Alain Badiou
Entretien avec
Christine Goémé (France-Culture 10.02.95)
(transcription de Daniel Fischer)
Q. De
quelle manière Hegel utilise-t-il le terme "dialectique" ?
A.B.
Je voudrais d'abord faire une première remarque, c'est que le mot de
"dialectique" vient de Platon. La dialectique a été au fond une sorte
de nom de la philosophie elle-même : ce que Platon entend par dialectique quand
il l'oppose à la dianoia, à la pensée discursive, c'est précisément
la méthode philosophique elle-même. Il ne faut pas oublier que quand Hegel réintroduit
et redéploie le mot "dialectique", il a aussi conscience de reprendre
un projet philosophique ambitieux et global dont, à ses yeux, Kant avait déclaré
l'interdiction. "Dialectique" signifie retour ou reprise de l'ambition
philosophique originelle, au-delà d'une certaine critique des Lumières et de la
critique de Kant. De ce point de vue Hegel est au fond à la fois un homme des
Lumières - il fait en un certain sens bilan du XVIIIème siècle tout entier, y
compris la Révolution française - mais c'est aussi quelqu'un qui par rapport à
la philosophie, a l'ambition de la réouvrir, de lui redonner son ambition plénière
que précisément une certaine tendance des Lumières a tendu à limiter ou à critiquer.
Si on prend ensuite l'histoire du mot "dialectique" dans sa filiation
hégélienne, on s'aperçoit qu'il ne perd jamais cette signification. A preuve
que dans le marxisme, y compris le plus dogmatique, quand on veut nommer la
philosophie on emploie l'expression "matérialisme dialectique", pour
l'opposer précisément à la science de l'histoire qui est le "matérialisme
historique". Donc "dialectique" ça veut en un certain sens dire
"philosophie", au sens où la philosophie est capable de dégager, de
trouver, les lois de l'être lui-même. Et qu'on soit idéaliste absolu, comme
Hegel lui-même, ou qu'on soit matérialiste absolu, comme Engels, dans les deux
cas "dialectique" désigne, dans une tradition finalement platonicienne,
la philosophie elle-même.
Évidemment Hegel va donner à l'expression
"dialectique" un contenu singulier, qui lui est propre et qui est
centré, non pas directement sur l'idée de contradiction - ça c'est peut-être déjà
une interprétation marxisante de Hegel - mais sur l'idée de négativité. Pour
Hegel "dialectique" ça veut d'abord dire que le mouvement réel des
choses, qu'il s'agisse de l'esprit ou de la nature, a pour moteur, pour
principe, ce qu'il appelle le "travail du négatif". Autrement dit
tout état de choses est travaillé du dedans par sa propre négation; ceci va
bien entendu produire des figures contradictoires mais la contradiction est seconde
par rapport au travail du négatif. Je pense que ce que nous devons fondamentalement
à Hegel c'est une immense méditation sur le négatif.

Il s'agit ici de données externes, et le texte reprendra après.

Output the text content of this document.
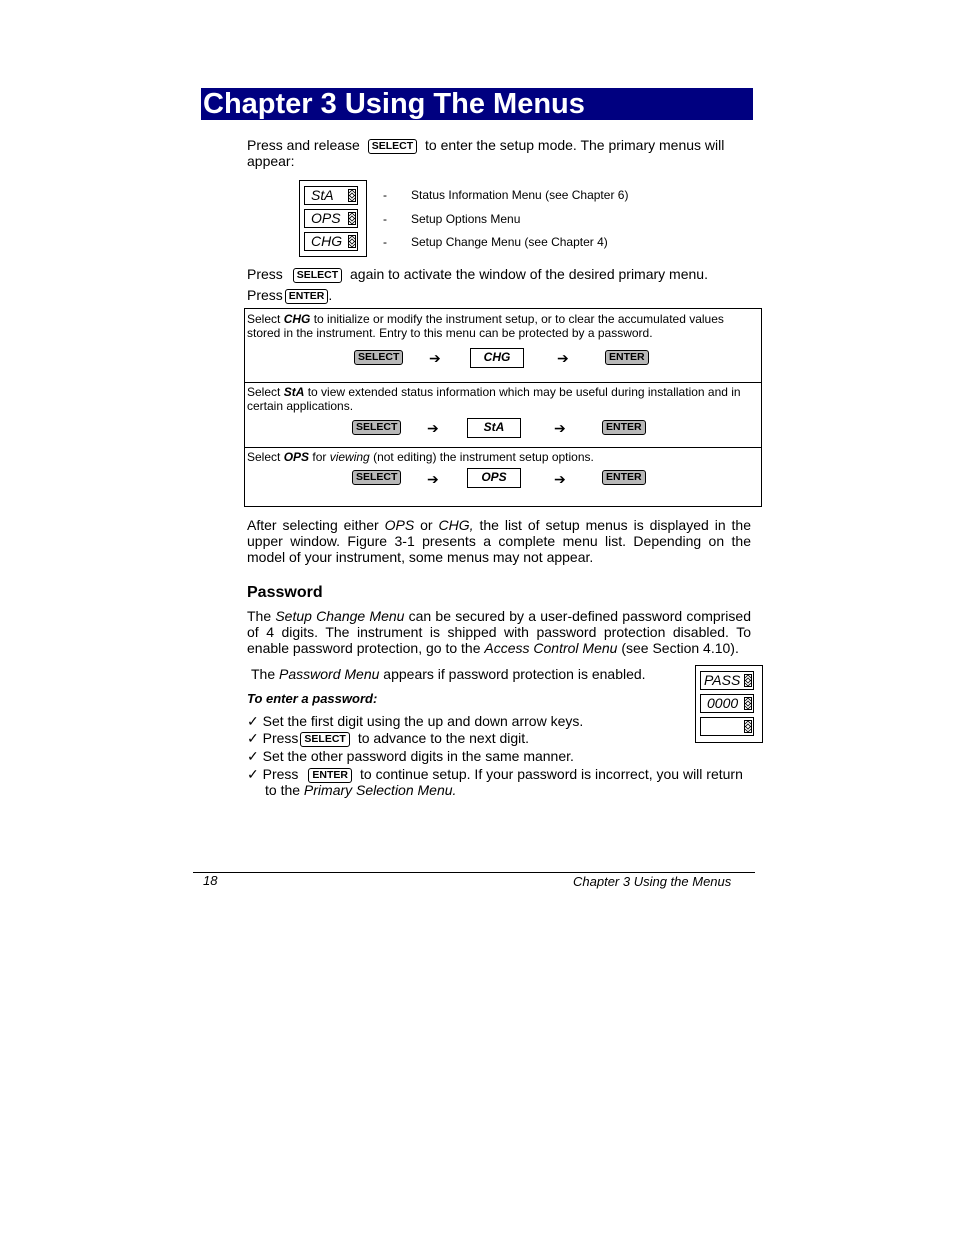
Chapter 3 Using The Menus
Press and release SELECT to enter the setup mode. The primary menus will
appear:
StA
OPS
CHG
- Status Information Menu (see Chapter 6)
- Setup Options Menu
- Setup Change Menu (see Chapter 4)
Press SELECT again to activate the window of the desired primary menu.
Press ENTER .
Select CHG to initialize or modify the instrument setup, or to clear the accumulated values stored in the instrument. Entry to this menu can be protected by a password.
SELECT ➔	CHG	➔	ENTER
Select StA to view extended status information which may be useful during installation and in certain applications.
SELECT ➔	StA	➔	ENTER
Select OPS for viewing (not editing) the instrument setup options.
SELECT ➔	OPS	➔	ENTER
After selecting either OPS or CHG, the list of setup menus is displayed in the upper window. Figure 3-1 presents a complete menu list. Depending on the model of your instrument, some menus may not appear.
Password
The Setup Change Menu can be secured by a user-defined password comprised of 4 digits. The instrument is shipped with password protection disabled. To enable password protection, go to the Access Control Menu (see Section 4.10).
The Password Menu appears if password protection is enabled.
To enter a password:
✓ Set the first digit using the up and down arrow keys.
✓ Press SELECT to advance to the next digit.
✓ Set the other password digits in the same manner.
✓ Press ENTER to continue setup. If your password is incorrect, you will return
to the Primary Selection Menu.
PASS
0000
18	Chapter 3 Using the Menus
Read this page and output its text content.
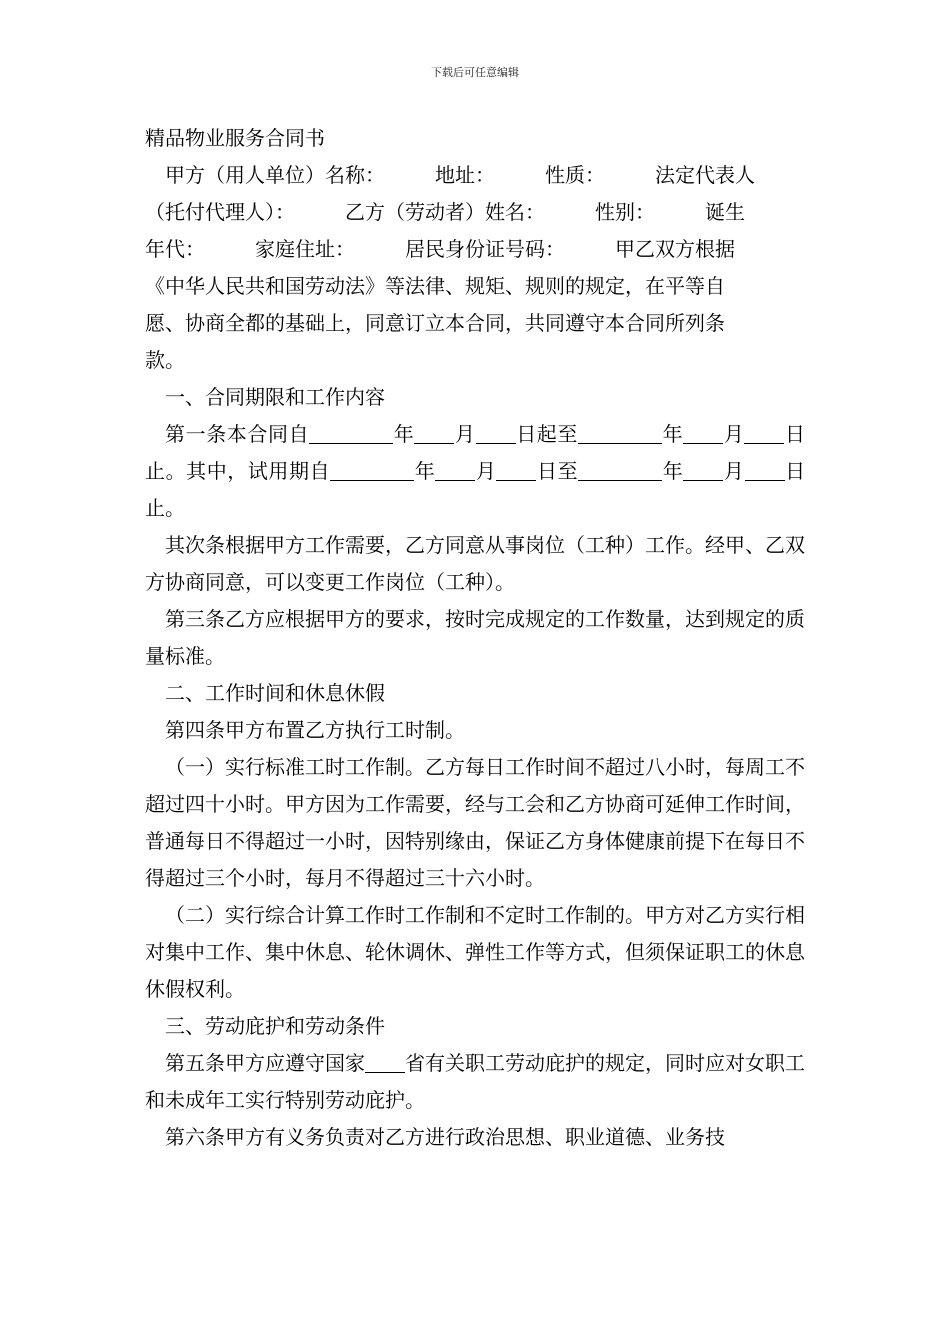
下载后可任意编辑

精品物业服务合同书

甲方（用人单位）名称：　　　地址：　　　性质：　　　法定代表人

（托付代理人）：　　　乙方（劳动者）姓名：　　　性别：　　　诞生

年代：　　　家庭住址：　　　居民身份证号码：　　　甲乙双方根据

《中华人民共和国劳动法》等法律、规矩、规则的规定，在平等自

愿、协商全都的基础上，同意订立本合同，共同遵守本合同所列条

款。

一、合同期限和工作内容

第一条本合同自	年 月 日起至	年 月 日止。其中，试用期自	年 月 日至	年 月 日止。

其次条根据甲方工作需要，乙方同意从事岗位（工种）工作。经甲、乙双方协商同意，可以变更工作岗位（工种）。

第三条乙方应根据甲方的要求，按时完成规定的工作数量，达到规定的质量标准。

二、工作时间和休息休假

第四条甲方布置乙方执行工时制。

（一）实行标准工时工作制。乙方每日工作时间不超过八小时，每周工不超过四十小时。甲方因为工作需要，经与工会和乙方协商可延伸工作时间，普通每日不得超过一小时，因特别缘由，保证乙方身体健康前提下在每日不得超过三个小时，每月不得超过三十六小时。

（二）实行综合计算工作时工作制和不定时工作制的。甲方对乙方实行相对集中工作、集中休息、轮休调休、弹性工作等方式，但须保证职工的休息休假权利。

三、劳动庇护和劳动条件

第五条甲方应遵守国家 省有关职工劳动庇护的规定，同时应对女职工和未成年工实行特别劳动庇护。

第六条甲方有义务负责对乙方进行政治思想、职业道德、业务技
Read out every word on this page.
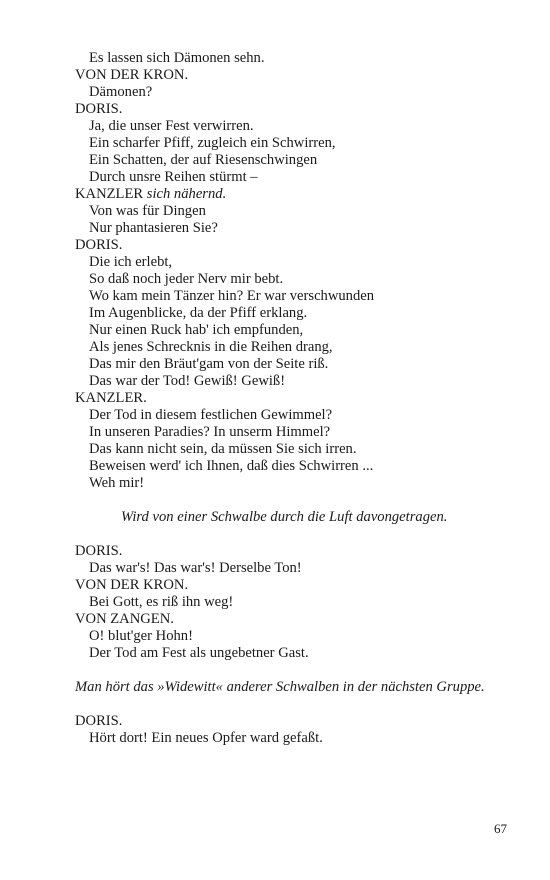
Es lassen sich Dämonen sehn.
VON DER KRON.
Dämonen?
DORIS.
Ja, die unser Fest verwirren.
Ein scharfer Pfiff, zugleich ein Schwirren,
Ein Schatten, der auf Riesenschwingen
Durch unsre Reihen stürmt –
KANZLER sich nähernd.
Von was für Dingen
Nur phantasieren Sie?
DORIS.
Die ich erlebt,
So daß noch jeder Nerv mir bebt.
Wo kam mein Tänzer hin? Er war verschwunden
Im Augenblicke, da der Pfiff erklang.
Nur einen Ruck hab' ich empfunden,
Als jenes Schrecknis in die Reihen drang,
Das mir den Bräut'gam von der Seite riß.
Das war der Tod! Gewiß! Gewiß!
KANZLER.
Der Tod in diesem festlichen Gewimmel?
In unseren Paradies? In unserm Himmel?
Das kann nicht sein, da müssen Sie sich irren.
Beweisen werd' ich Ihnen, daß dies Schwirren ...
Weh mir!
Wird von einer Schwalbe durch die Luft davongetragen.
DORIS.
Das war's! Das war's! Derselbe Ton!
VON DER KRON.
Bei Gott, es riß ihn weg!
VON ZANGEN.
O! blut'ger Hohn!
Der Tod am Fest als ungebetner Gast.
Man hört das »Widewitt« anderer Schwalben in der nächsten Gruppe.
DORIS.
Hört dort! Ein neues Opfer ward gefaßt.
67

Cette méditation sur le négatif est elle-même très ancienne : chez Platon lui-même on
peut dire qu'il y a un tournant décisif dans le développement de l'œuvre à
partir du moment où dans le Sophiste il
se pose explicitement la question de la négation. C'est cette vieille question
philosophique : "Comment en finir avec Parménide ?" C'est-à-dire
comment en finir avec l'idée que l'être est ce qu'il est et que finalement
aucun mouvement, aucun devenir, n'est pensable à partir du moment où l'on a le
principe d'identité. Il va donc falloir penser que, en un sens, ce qui est
n'est pas, et que, en un autre sens, ce qui n'est pas est aussi. C'est autour
de ce point que va s'organiser, avec l'amplitude qu'on lui connaît, la méditation
hégélienne. Lorsque Hegel met au centre de tout la catégorie de
"devenir", il dit lui-même que son grand prédécesseur c'est Héraclite.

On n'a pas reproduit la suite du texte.